Selon l’avocate de la Couronne, les jumelles ne travaillent pas depuis plusieurs années, vivent de l’aide sociale et résident dans un ancien motel changé en chambres à louer. Elles souffriraient de problème de consommation selon leurs propres aveux, et ingurgitent des méthamphétamines depuis longtemps, a décrit Me Beaudin.

« Elles habitent dans un endroit connu par le milieu policier comme une place où des événements se produisent régulièrement. On pourrait dire que les jumelles sont en symbiose, même dans le crime. Elles semblent vouloir se protéger à la vie, à la mort. Elles n’ont jamais nié les faits, mais surtout donné des explications illogiques », a-t-elle dit au juge Bélisle.

En symbiose partout

Les deux sœurs Lamarche ont témoigné lors de l’enquête sur remise en liberté.

« J’ai arrêté de consommer et ça été très dur, a dit devant la cour Annick Lamarche. J’ai toujours fait ce que la cour m’a demandé quand elle m’a imposé des conditions. »

Cette dernière a aussi confié souffrir de schizophrénie, mais ne pas prendre de médicaments.

Sa sœur Mélissa Lamarche a souligné qu’elle suivait également ses conditions de remise en liberté comme de ne pas communiquer avec sa jumelle, ce qu’elle trouvait très difficile.

« S’il faut rentrer à une certaine heure et demeurer à la même place, j’en suis capable. J’ai compris que je ne devais pas avoir de contacts avec ma sœur.

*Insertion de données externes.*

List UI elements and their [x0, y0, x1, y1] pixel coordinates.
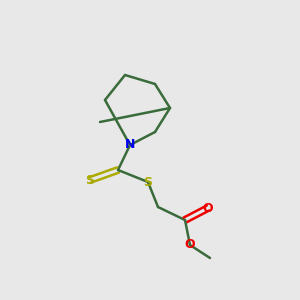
Text: O: O [185, 238, 195, 251]
Text: S: S [143, 176, 152, 188]
Text: S: S [85, 173, 94, 187]
Text: O: O [203, 202, 213, 214]
Text: N: N [125, 139, 135, 152]
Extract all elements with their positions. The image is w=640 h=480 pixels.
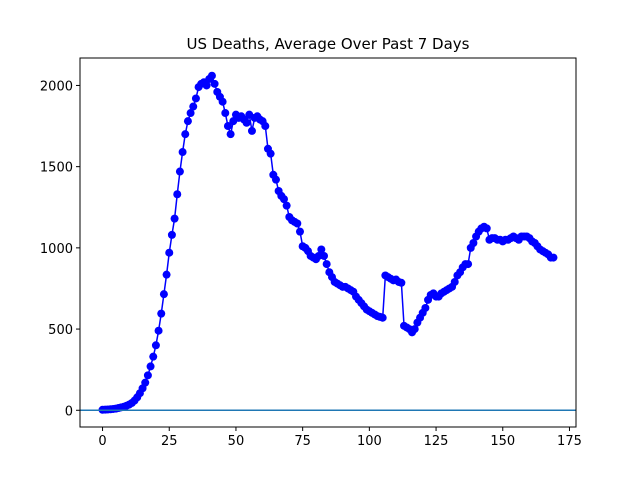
point [242, 118, 251, 127]
point [295, 227, 304, 236]
point [482, 224, 491, 233]
point [162, 270, 171, 279]
point [282, 201, 291, 210]
point [141, 378, 150, 387]
x-tick-label: 125 [424, 434, 449, 449]
point [464, 260, 473, 269]
point [189, 102, 198, 111]
point [549, 253, 558, 262]
point [322, 260, 331, 269]
point [178, 148, 187, 157]
point [450, 277, 459, 286]
point [317, 245, 326, 254]
point [218, 97, 227, 106]
point [173, 190, 182, 199]
x-tick-label: 75 [294, 434, 311, 449]
point [181, 130, 190, 139]
point [226, 130, 235, 139]
point [191, 94, 200, 103]
point [378, 313, 387, 322]
point [186, 109, 195, 118]
x-tick-label: 175 [557, 434, 582, 449]
x-tick-label: 150 [490, 434, 515, 449]
point [151, 341, 160, 350]
point [157, 309, 166, 318]
series-line [102, 74, 554, 411]
point [279, 195, 288, 204]
x-tick-label: 50 [228, 434, 245, 449]
point [154, 326, 163, 335]
point [146, 362, 155, 371]
y-tick-label: 0 [65, 404, 73, 419]
point [261, 122, 270, 131]
x-tick-label: 100 [357, 434, 382, 449]
point [149, 352, 158, 361]
point [183, 117, 192, 126]
point [159, 290, 168, 299]
y-tick-label: 2000 [40, 79, 73, 94]
chart-title: US Deaths, Average Over Past 7 Days [187, 35, 470, 53]
point [410, 325, 419, 334]
point [175, 167, 184, 176]
point [167, 230, 176, 239]
point [170, 214, 179, 223]
point [165, 248, 174, 257]
point [223, 122, 232, 131]
point [207, 71, 216, 80]
x-tick-label: 0 [98, 434, 106, 449]
point [271, 175, 280, 184]
point [397, 278, 406, 287]
y-tick-label: 1000 [40, 242, 73, 257]
point [221, 109, 230, 118]
point [143, 371, 152, 380]
y-tick-label: 500 [48, 323, 73, 338]
y-tick-label: 1500 [40, 161, 73, 176]
point [469, 238, 478, 247]
x-tick-label: 25 [161, 434, 178, 449]
point [319, 251, 328, 260]
plot-frame [79, 57, 577, 428]
point [421, 303, 430, 312]
point [202, 81, 211, 90]
point [266, 149, 275, 158]
point [210, 79, 219, 88]
point [247, 126, 256, 135]
point [293, 219, 302, 228]
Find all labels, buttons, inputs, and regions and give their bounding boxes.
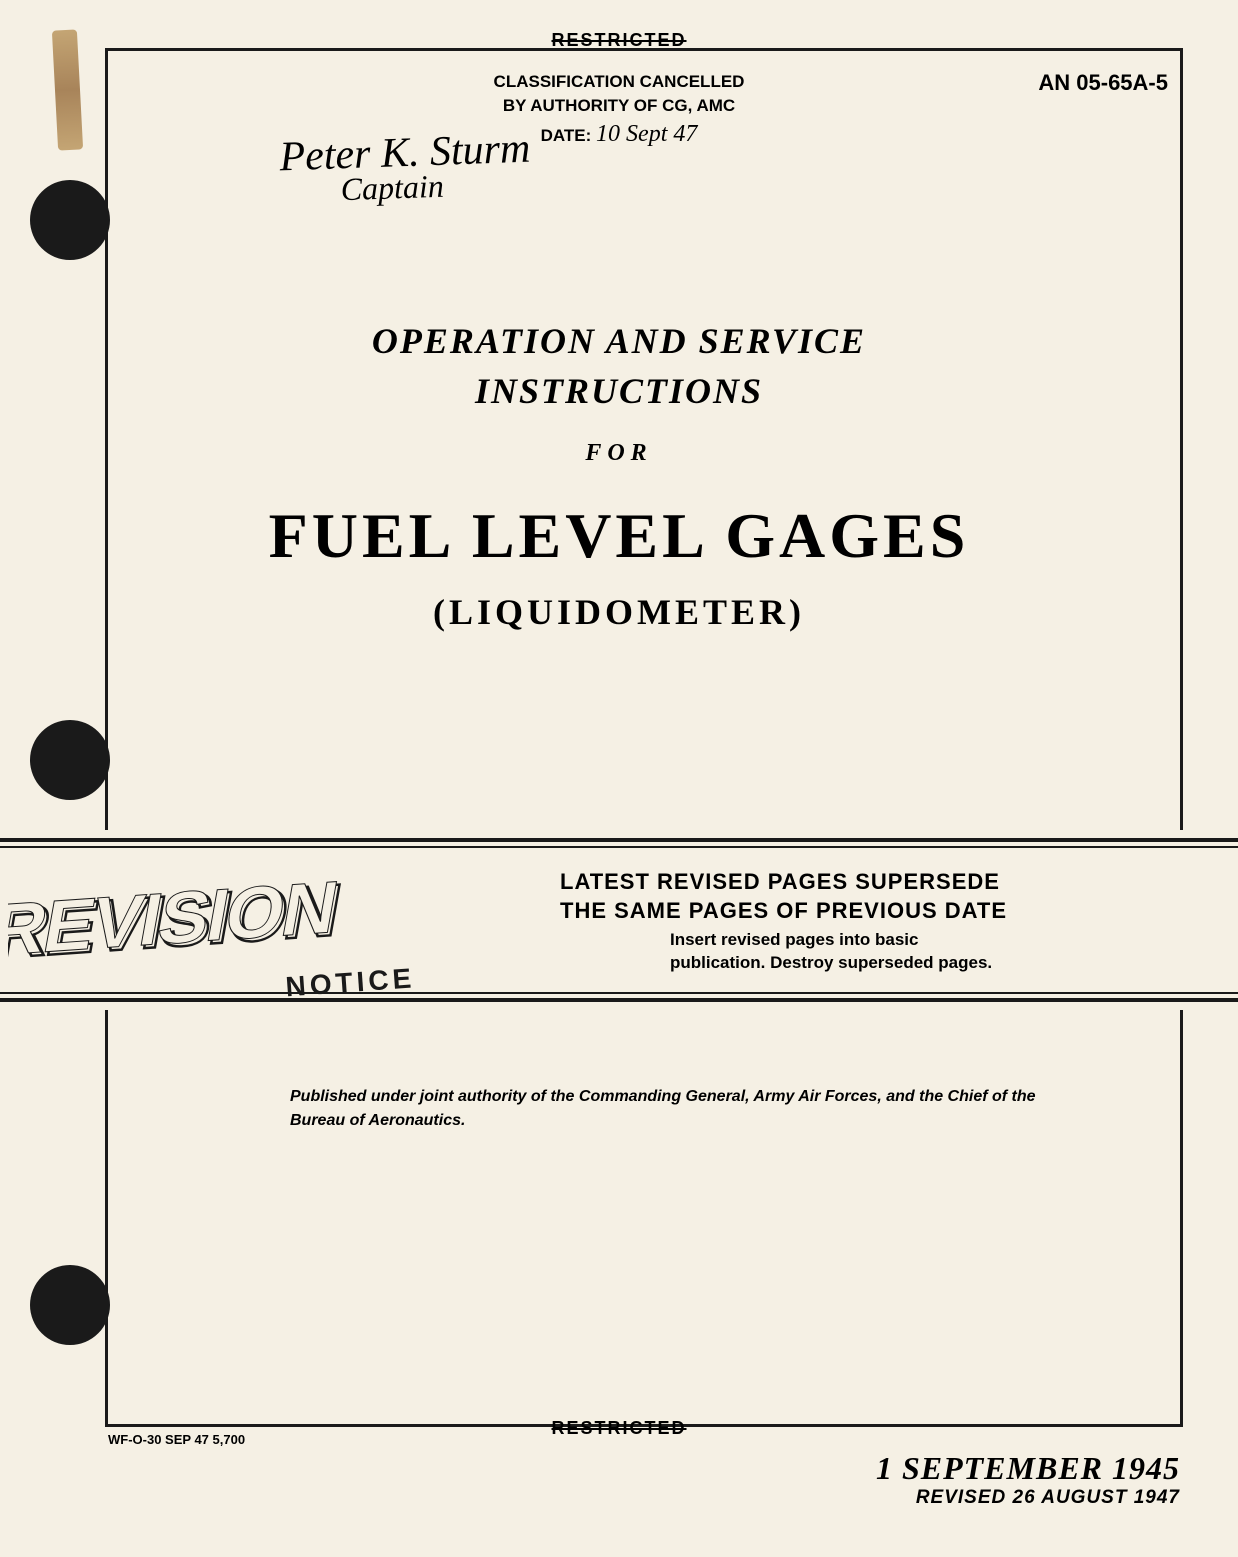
revision-line-2: THE SAME PAGES OF PREVIOUS DATE	[560, 897, 1208, 926]
revision-notice-band: REVISION REVISION NOTICE LATEST REVISED …	[0, 830, 1238, 1010]
title-operation: OPERATION AND SERVICE	[0, 320, 1238, 362]
document-number: AN 05-65A-5	[1038, 70, 1168, 96]
signature: Peter K. Sturm Captain	[279, 131, 532, 206]
tear-mark	[52, 29, 83, 150]
hole-punch	[30, 1265, 110, 1345]
handwritten-date: 10 Sept 47	[596, 121, 697, 147]
date-block: 1 SEPTEMBER 1945 REVISED 26 AUGUST 1947	[876, 1450, 1180, 1509]
hole-punch	[30, 720, 110, 800]
classification-line-1: CLASSIFICATION CANCELLED	[494, 70, 745, 94]
published-authority: Published under joint authority of the C…	[290, 1085, 1048, 1133]
svg-text:NOTICE: NOTICE	[285, 962, 417, 1002]
publication-date: 1 SEPTEMBER 1945	[876, 1450, 1180, 1487]
classification-cancelled-block: CLASSIFICATION CANCELLED BY AUTHORITY OF…	[494, 70, 745, 151]
classification-marking-bottom: RESTRICTED	[551, 1418, 686, 1439]
subtitle: (LIQUIDOMETER)	[0, 591, 1238, 633]
document-border	[105, 48, 1183, 1427]
revision-text: LATEST REVISED PAGES SUPERSEDE THE SAME …	[560, 868, 1208, 975]
classification-line-2: BY AUTHORITY OF CG, AMC	[494, 94, 745, 118]
svg-text:REVISION: REVISION	[8, 865, 342, 971]
revision-date: REVISED 26 AUGUST 1947	[876, 1487, 1180, 1509]
title-block: OPERATION AND SERVICE INSTRUCTIONS FOR F…	[0, 320, 1238, 633]
revision-line-3: Insert revised pages into basic	[670, 929, 1208, 952]
revision-line-4: publication. Destroy superseded pages.	[670, 952, 1208, 975]
title-for: FOR	[0, 440, 1238, 467]
title-instructions: INSTRUCTIONS	[0, 370, 1238, 412]
date-label: DATE:	[541, 126, 592, 145]
print-code: WF-O-30 SEP 47 5,700	[108, 1432, 245, 1447]
main-title: FUEL LEVEL GAGES	[0, 499, 1238, 573]
revision-label-graphic: REVISION REVISION NOTICE	[8, 842, 548, 1008]
hole-punch	[30, 180, 110, 260]
revision-line-1: LATEST REVISED PAGES SUPERSEDE	[560, 868, 1208, 897]
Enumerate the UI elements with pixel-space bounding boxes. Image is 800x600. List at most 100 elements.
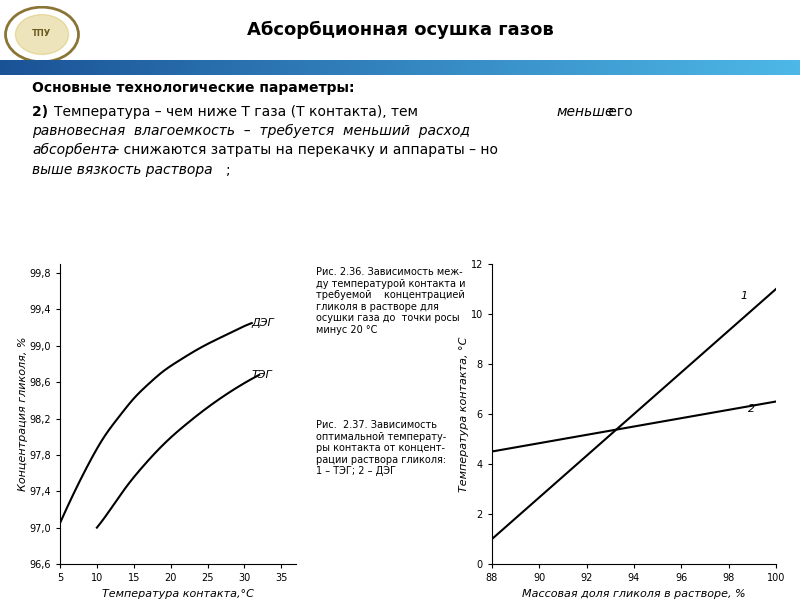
Bar [52,60,56,75]
Y-axis label: Температура контакта, °C: Температура контакта, °C [459,337,470,491]
Bar [512,60,516,75]
Bar [376,60,380,75]
Bar [660,60,664,75]
Bar [600,60,604,75]
Bar [684,60,688,75]
Bar [620,60,624,75]
Bar [120,60,124,75]
Bar [372,60,376,75]
Bar [176,60,180,75]
Bar [704,60,708,75]
Bar [428,60,432,75]
Bar [28,60,32,75]
Text: ДЭГ: ДЭГ [252,318,274,328]
Bar [64,60,68,75]
Bar [240,60,244,75]
Bar [228,60,232,75]
Bar [208,60,212,75]
Bar [220,60,224,75]
Bar [744,60,748,75]
Bar [104,60,108,75]
Bar [680,60,684,75]
Bar [236,60,240,75]
Bar [556,60,560,75]
Bar [392,60,396,75]
Bar [692,60,696,75]
Bar [644,60,648,75]
Bar [548,60,552,75]
Text: Рис. 2.36. Зависимость меж-
ду температурой контакта и
требуемой    концентрацие: Рис. 2.36. Зависимость меж- ду температу… [316,267,466,335]
Bar [496,60,500,75]
Bar [196,60,200,75]
Bar [788,60,792,75]
Bar [696,60,700,75]
Bar [656,60,660,75]
Bar [764,60,768,75]
Bar [760,60,764,75]
Bar [280,60,284,75]
Bar [528,60,532,75]
Bar [520,60,524,75]
Bar [688,60,692,75]
Bar [360,60,364,75]
Bar [796,60,800,75]
Bar [736,60,740,75]
Bar [432,60,436,75]
Bar [148,60,152,75]
Text: 1: 1 [741,291,748,301]
Bar [244,60,248,75]
Bar [748,60,752,75]
Bar [156,60,160,75]
Text: Рис.  2.37. Зависимость
оптимальной температу-
ры контакта от концент-
рации рас: Рис. 2.37. Зависимость оптимальной темпе… [316,420,446,476]
Bar [580,60,584,75]
Bar [640,60,644,75]
Bar [108,60,112,75]
Bar [776,60,780,75]
Circle shape [15,14,69,55]
Bar [732,60,736,75]
Bar [532,60,536,75]
Bar [648,60,652,75]
Bar [272,60,276,75]
Bar [608,60,612,75]
Bar [584,60,588,75]
Bar [36,60,40,75]
Bar [292,60,296,75]
Bar [628,60,632,75]
Bar [492,60,496,75]
X-axis label: Массовая доля гликоля в растворе, %: Массовая доля гликоля в растворе, % [522,589,746,599]
Bar [212,60,216,75]
Bar [260,60,264,75]
Bar [348,60,352,75]
Bar [48,60,52,75]
Bar [332,60,336,75]
Bar [388,60,392,75]
Bar [636,60,640,75]
X-axis label: Температура контакта,°С: Температура контакта,°С [102,589,254,599]
Bar [84,60,88,75]
Bar [284,60,288,75]
Bar [316,60,320,75]
Bar [464,60,468,75]
Bar [100,60,104,75]
Bar [596,60,600,75]
Bar [216,60,220,75]
Bar [232,60,236,75]
Text: ТЭГ: ТЭГ [252,370,273,380]
Bar [124,60,128,75]
Bar [352,60,356,75]
Bar [612,60,616,75]
Bar [616,60,620,75]
Bar [224,60,228,75]
Bar [8,60,12,75]
Bar [784,60,788,75]
Text: ;: ; [226,163,231,176]
Bar [564,60,568,75]
Bar [456,60,460,75]
Text: меньше: меньше [556,105,614,119]
Bar [740,60,744,75]
Bar [504,60,508,75]
Text: Основные технологические параметры:: Основные технологические параметры: [32,81,354,95]
Bar [448,60,452,75]
Bar [724,60,728,75]
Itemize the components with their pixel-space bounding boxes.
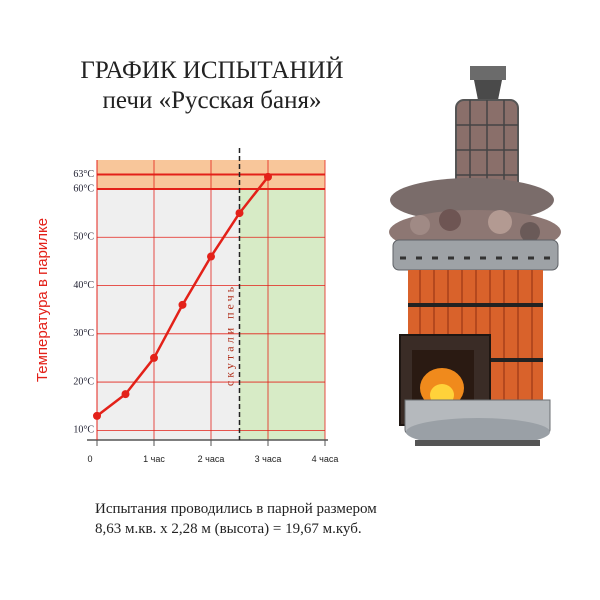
y-tick-label: 20°C bbox=[73, 376, 94, 387]
data-point bbox=[207, 252, 215, 261]
plot: 10°C 20°C 30°C 40°C 50°C 60°C 63°C 0 1 час 2 часа… bbox=[34, 148, 338, 464]
y-tick-label: 63°C bbox=[73, 169, 94, 180]
y-tick-label: 10°C bbox=[73, 425, 94, 436]
x-tick-label: 2 часа bbox=[198, 454, 225, 464]
y-tick-label: 30°C bbox=[73, 328, 94, 339]
y-axis-label: Температура в парилке bbox=[34, 218, 51, 382]
data-point bbox=[150, 353, 158, 362]
x-tick-label: 3 часа bbox=[255, 454, 282, 464]
chart-title: ГРАФИК ИСПЫТАНИЙ bbox=[80, 56, 343, 84]
data-point bbox=[93, 411, 101, 420]
divider-label: скутали печь bbox=[223, 284, 237, 386]
holding-zone bbox=[239, 188, 325, 440]
y-tick-label: 60°C bbox=[73, 183, 94, 194]
note-line: 8,63 м.кв. х 2,28 м (высота) = 19,67 м.к… bbox=[95, 521, 362, 537]
heating-zone bbox=[97, 188, 240, 440]
data-point bbox=[264, 172, 272, 181]
x-tick-label: 0 bbox=[87, 454, 92, 464]
chart-subtitle: печи «Русская баня» bbox=[103, 87, 322, 114]
data-point bbox=[235, 209, 244, 218]
x-tick-label: 4 часа bbox=[312, 454, 339, 464]
data-point bbox=[178, 300, 187, 309]
data-point bbox=[121, 390, 130, 399]
note-line: Испытания проводились в парной размером bbox=[95, 501, 377, 517]
y-tick-label: 40°C bbox=[73, 280, 94, 291]
x-tick-label: 1 час bbox=[143, 454, 165, 464]
stove-illustration bbox=[389, 66, 561, 446]
y-tick-label: 50°C bbox=[73, 232, 94, 243]
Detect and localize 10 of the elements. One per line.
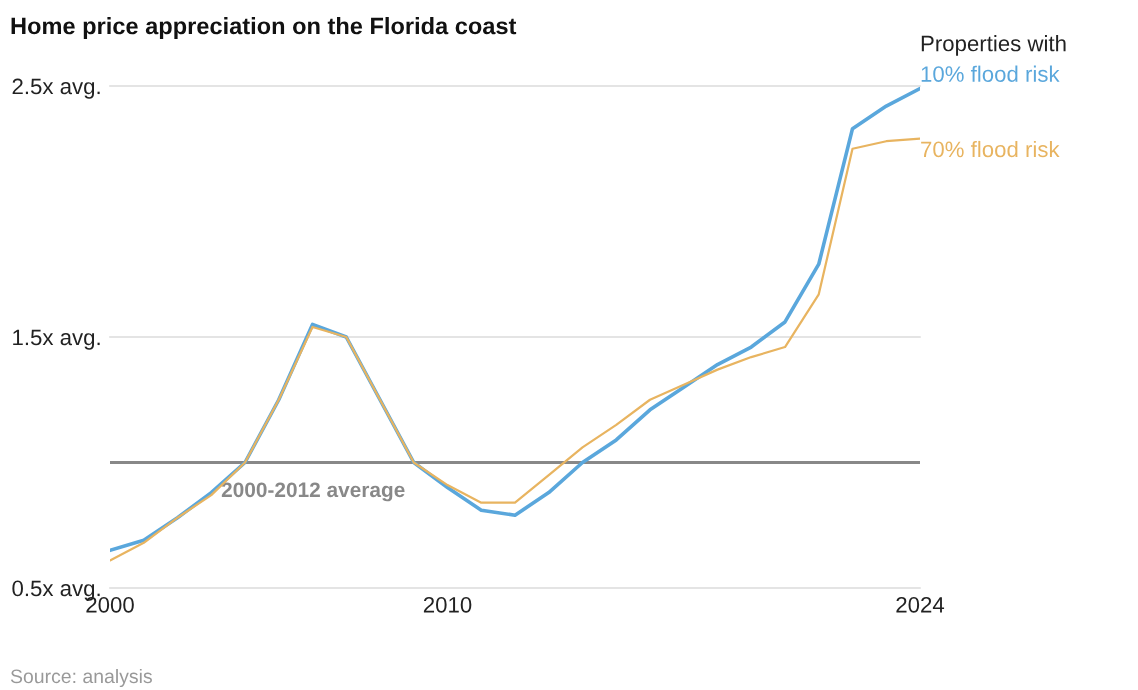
x-tick-label: 2024 xyxy=(896,596,945,613)
ref-line-label: 2000-2012 average xyxy=(221,482,405,502)
series-label: 70% flood risk xyxy=(921,140,1060,158)
x-tick-label: 2010 xyxy=(423,596,472,613)
source-note: Source: analysis xyxy=(10,668,152,688)
y-tick-label: 2.5x avg. xyxy=(12,78,100,99)
series-label: 10% flood risk xyxy=(921,65,1060,82)
legend-title: Properties with xyxy=(921,35,1066,56)
y-tick-label: 1.5x avg. xyxy=(13,329,100,350)
chart-title: Home price appreciation on the Florida coast xyxy=(11,17,517,39)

Je n’ai pas triché, je le jure sur la tête de ma mère », a-t-elle souligné après que l’avocate de la Couronne a montré des documents montrant que les deux sœurs auraient signé le registre de police, une condition, aux mêmes heures dans les derniers mois.

Les jumelles se disaient prêtes à payer la caution tout comme leurs conjointes, Manon Goulet et Katie Pouliot Lafontaine, venues les soutenir. Lors de leur témoignage, les deux femmes ont affirmé pouvoir aider chacune des jumelles à respecter leurs conditions et à mettre également une caution en garantie.

Remise en liberté suggérée

Selon l’avocat d’Annick Lamarche, Me Réal Quintal, les faits reprochés concernent surtout sa sœur jumelle : « La preuve vise en majorité Mélissa Lamarche. À part aller à l’église pour chercher l’enfant, je ne vois rien d’autre dans la preuve contre ma cliente. Je pense qu’on peut la remettre en liberté », a-t-il plaidé.

L’avocat de Mélissa Lamarche, Me Luc Forcier, a plaidé au juge que les évènements reprochés n’exigeaient pas que l’on garde sa cliente derrière les barreaux le temps des procédures judiciaires.

« Le juge ne doit pas décider de la culpabilité des deux sœurs aujourd’hui. Oui, les accusations sont sérieuses, mais la plainte arrive tout d’un coup alors que les relations avec la victime ne sont pas au beau fixe. À ce stade-ci, l’administration de la justice ne serait pas déconsidérée par le public si Mme Lamarche était remise en liberté. Des juges ont remis en liberté des gens ayant des accusations bien plus graves », a-t-il affirmé.

Des témoignages peu convaincants, dit le juge

Le juge Bélisle a penché du côté de la Couronne et remis en doute la crédibilité des deux accusées. Il dit trouver invraisemblable que des consommatrices de stupéfiants puissent avoir arrêté de consommer sans aide extérieure.

« Vous n’avez pas respecté vos conditions de remise en liberté, vous vivez dans un milieu de consommation et vous dites avoir arrêté la drogue. J’ai de très gros doutes que ce que vous me dites est vrai », a dit le juge.

Il a décidé que les jumelles demeureraient incarcérées pour la suite des procédures judiciaires en raison des probabilités très élevées de condamnation, en raison aussi de leurs antécédents et des causes pendantes. Les sœurs Lamarche seront de retour devant la cour le 30 septembre.